We were ready and headed for a c-section. I recall feeling so bad that my face was covered by a cold towel rolling back to the operating room. I remember feeling bad that I wasn’t waving to the girls on the unit as we passed but there was no way I could make it happen.
Right after our “come to Jesus” meeting and we knew we were headed to meet our sweet baby boy!
My wonderful friends who are also nurses, Hailie, Ashton and Heather helping get me settled and ready for a c-section.
On our way to the OR.
We get to the OR and I’m still not out of pain. I was very concerned I wouldn’t get comfortable but some minutes later, I was numb enough for the doctors to start. As they started I was feeling so nervous, so defeated, so grateful and so ready. It was such a mix of emotions. As they started to take him out I heard, “Jordyn, you have a toddler!” And there it was… the sweetest sound you could ever dream of… a crying baby. Oh my goodness! This was everything for us! After our long journey of a 32-week pregnancy, a quiet delivery, and 16-week waiting window, and a 37-week pregnancy… here it was… the sound of prayers being answered, God’s gift to us, our sweet baby boy, Beau!!!!!
You have shown me the ways of life. I will be full of joy when I see Your face.
Right as they took Beau out! A sigh of relief.
Brandon watching anxiously as he was able to see Beau for the first time!
Of course, now my eyes were so heavy I could hardly open them but I was so completely overtaken with joy. This was the moment I had waited for a very long time. Brandon embraced me as much as he could and then I sent him over to our baby!
As we left the OR, I could hardly hold Beau and nursing him in the room was impossible! The baby nurse held him to my body to allow him to nurse. I couldn’t stay awake to visit with family, but my heart was full. I wish that this part were different but it is what it is.

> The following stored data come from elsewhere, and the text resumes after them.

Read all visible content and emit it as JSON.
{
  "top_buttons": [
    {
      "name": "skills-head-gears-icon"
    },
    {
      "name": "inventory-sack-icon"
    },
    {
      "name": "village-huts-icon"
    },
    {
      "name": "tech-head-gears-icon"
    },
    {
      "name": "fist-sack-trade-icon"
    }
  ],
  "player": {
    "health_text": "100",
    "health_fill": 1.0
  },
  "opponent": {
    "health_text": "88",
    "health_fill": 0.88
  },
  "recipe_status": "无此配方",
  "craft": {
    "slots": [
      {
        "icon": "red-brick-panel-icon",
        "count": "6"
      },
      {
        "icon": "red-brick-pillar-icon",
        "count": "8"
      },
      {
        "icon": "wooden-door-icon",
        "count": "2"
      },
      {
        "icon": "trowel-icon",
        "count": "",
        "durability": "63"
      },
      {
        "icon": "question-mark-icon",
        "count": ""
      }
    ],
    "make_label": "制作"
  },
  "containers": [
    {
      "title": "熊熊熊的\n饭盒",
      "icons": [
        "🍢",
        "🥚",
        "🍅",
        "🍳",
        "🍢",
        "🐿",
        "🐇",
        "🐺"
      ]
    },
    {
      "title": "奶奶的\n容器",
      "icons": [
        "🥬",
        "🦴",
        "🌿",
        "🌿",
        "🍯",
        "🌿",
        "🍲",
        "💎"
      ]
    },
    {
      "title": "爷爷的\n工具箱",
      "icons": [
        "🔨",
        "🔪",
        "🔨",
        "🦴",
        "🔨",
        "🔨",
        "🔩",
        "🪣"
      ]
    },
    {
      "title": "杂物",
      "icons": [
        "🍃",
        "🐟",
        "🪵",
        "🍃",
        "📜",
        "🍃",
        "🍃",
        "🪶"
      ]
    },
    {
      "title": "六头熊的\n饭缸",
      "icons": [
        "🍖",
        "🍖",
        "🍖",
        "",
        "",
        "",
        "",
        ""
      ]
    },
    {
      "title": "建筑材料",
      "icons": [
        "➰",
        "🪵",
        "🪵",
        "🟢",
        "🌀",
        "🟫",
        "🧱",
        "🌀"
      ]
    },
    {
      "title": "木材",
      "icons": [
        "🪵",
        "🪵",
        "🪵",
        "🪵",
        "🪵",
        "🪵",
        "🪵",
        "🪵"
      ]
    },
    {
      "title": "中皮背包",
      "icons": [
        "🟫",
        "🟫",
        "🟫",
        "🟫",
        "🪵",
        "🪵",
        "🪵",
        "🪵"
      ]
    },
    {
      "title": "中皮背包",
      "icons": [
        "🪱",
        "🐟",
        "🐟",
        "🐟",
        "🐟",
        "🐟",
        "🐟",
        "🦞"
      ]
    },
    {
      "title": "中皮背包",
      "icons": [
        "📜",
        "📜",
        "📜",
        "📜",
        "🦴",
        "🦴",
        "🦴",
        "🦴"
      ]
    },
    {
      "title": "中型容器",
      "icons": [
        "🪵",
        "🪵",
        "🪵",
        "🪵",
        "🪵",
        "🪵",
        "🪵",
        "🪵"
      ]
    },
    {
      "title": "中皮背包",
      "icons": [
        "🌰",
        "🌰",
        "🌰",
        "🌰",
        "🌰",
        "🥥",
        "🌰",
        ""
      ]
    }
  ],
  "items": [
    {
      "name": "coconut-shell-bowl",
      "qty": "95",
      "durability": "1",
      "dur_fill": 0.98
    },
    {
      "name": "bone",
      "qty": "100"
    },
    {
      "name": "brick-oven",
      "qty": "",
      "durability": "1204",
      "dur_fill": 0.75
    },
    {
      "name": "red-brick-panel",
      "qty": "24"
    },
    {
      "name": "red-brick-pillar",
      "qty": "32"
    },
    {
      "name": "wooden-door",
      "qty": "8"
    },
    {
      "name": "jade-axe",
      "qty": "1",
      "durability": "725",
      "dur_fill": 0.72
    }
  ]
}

The next few days in the hospital were amazing! Brandon was the best dad and best helper I could ask for! Everything went smoothly! I was just so thankful! I couldn’t wait to get home and start our life together with this sweet baby boy! At this point, I was so grateful for our journey in starting a family. This moment was so sweet for us. I don’t think I can fully explain the joy that overwhelmed us as we met our little man this day. God’s plan was certainly unraveling right in front of our eyes.
Brandon taking Beau to me for the first time!!
My first baby kiss!!!!
One happy daddy!
Christ became human flesh and lived among us. We saw His shining-greatness. This greatness is given only to a much-loved Son from His Father. He was full of loving-favor and truth.